Hier au Salon du livre, un visiteur s’est approché du stand des éditions Bonobo où j’étais installé pour dédicacer mes romans et m’a demandé d’un air un peu précieux, pour ne pas dire, affecté, s’il pouvait disposer de quelques marque-pages. Je lui dis que oui, bien sûr, mais au bout d’un moment, son enthousiasme excessif à dévaliser le stand, sans même regarder les livres des auteurs présents sur le stand, sans la moindre courtoisie, m’interpella. Je lui dis gentiment, et avec humour, qu’il pouvait aussi être curieux des ouvrages exposés et là, surpris par mon audace, il me dévisagea avec mépris, comme si ce que je venais de dire était incongru.
« Pourquoi ? » me demanda-t-il.
Sa réponse m’interpella et comme je m’en étonnai, il ajouta très vite pour couper court à toute investigation verbale : « Avec tous les marque-pages du salon, croyez-moi, c’est bien suffisant à lire, et puis les livres, vous savez… » (Il haussa les épaules et souffla avec ostentation pour bien marquer l'ennui qu’ils lui inspiraient.)
Je vis brusquement dans ses yeux la somme de ses non-lectures.

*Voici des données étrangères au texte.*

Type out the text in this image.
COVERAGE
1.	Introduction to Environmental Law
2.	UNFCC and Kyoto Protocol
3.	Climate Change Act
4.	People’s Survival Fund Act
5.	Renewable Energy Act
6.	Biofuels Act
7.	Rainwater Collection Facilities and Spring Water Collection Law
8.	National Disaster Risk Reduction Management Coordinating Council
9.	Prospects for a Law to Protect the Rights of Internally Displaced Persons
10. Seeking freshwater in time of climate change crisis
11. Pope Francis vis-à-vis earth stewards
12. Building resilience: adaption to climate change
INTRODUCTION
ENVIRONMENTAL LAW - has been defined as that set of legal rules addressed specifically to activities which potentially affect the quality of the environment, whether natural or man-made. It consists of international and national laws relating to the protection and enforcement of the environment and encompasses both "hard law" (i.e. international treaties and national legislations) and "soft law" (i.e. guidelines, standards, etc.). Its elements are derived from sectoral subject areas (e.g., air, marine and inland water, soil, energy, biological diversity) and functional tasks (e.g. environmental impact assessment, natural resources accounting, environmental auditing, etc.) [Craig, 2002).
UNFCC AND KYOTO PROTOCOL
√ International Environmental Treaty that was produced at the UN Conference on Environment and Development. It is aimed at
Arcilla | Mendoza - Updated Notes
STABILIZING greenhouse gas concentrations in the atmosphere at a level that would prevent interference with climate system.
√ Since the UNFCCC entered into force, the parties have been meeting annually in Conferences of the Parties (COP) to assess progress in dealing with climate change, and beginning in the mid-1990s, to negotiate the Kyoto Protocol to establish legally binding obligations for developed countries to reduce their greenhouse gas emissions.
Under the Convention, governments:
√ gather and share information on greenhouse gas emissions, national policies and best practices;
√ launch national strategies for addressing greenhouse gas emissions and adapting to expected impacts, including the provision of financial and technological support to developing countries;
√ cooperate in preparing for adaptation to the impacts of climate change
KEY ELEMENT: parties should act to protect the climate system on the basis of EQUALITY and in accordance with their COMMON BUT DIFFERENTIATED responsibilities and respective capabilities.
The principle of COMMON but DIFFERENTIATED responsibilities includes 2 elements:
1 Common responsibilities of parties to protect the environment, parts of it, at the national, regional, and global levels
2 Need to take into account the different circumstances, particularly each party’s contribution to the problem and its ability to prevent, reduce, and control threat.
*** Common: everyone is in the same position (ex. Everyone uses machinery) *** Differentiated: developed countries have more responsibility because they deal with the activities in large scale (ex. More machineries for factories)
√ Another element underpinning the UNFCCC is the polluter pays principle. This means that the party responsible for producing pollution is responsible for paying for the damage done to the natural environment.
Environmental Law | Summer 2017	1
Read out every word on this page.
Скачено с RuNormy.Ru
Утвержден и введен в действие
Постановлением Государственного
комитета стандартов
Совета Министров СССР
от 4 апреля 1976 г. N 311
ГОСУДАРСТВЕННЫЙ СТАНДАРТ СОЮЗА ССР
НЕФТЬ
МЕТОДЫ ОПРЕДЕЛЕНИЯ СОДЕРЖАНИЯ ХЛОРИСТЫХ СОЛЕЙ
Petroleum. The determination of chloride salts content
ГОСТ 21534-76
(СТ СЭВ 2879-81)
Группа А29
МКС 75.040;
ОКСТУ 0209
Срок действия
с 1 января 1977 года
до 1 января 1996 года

Je pensai alors que je préférais encore l’innocence de mes chères caissières de chez Leclerc qui n’avaient pas eu la chance d’acquérir une culture suffisante à ce bouffon hautain qui pouvait prétendre à l’inculture et à la justifier.
Quelle misère !
Cependant, le salon m’a permis de rencontrer des gens délicieux comme cette conservatrice de musée au visage très doux, aux mots apaisants avec qui j’ai partagé beaucoup d’émotion.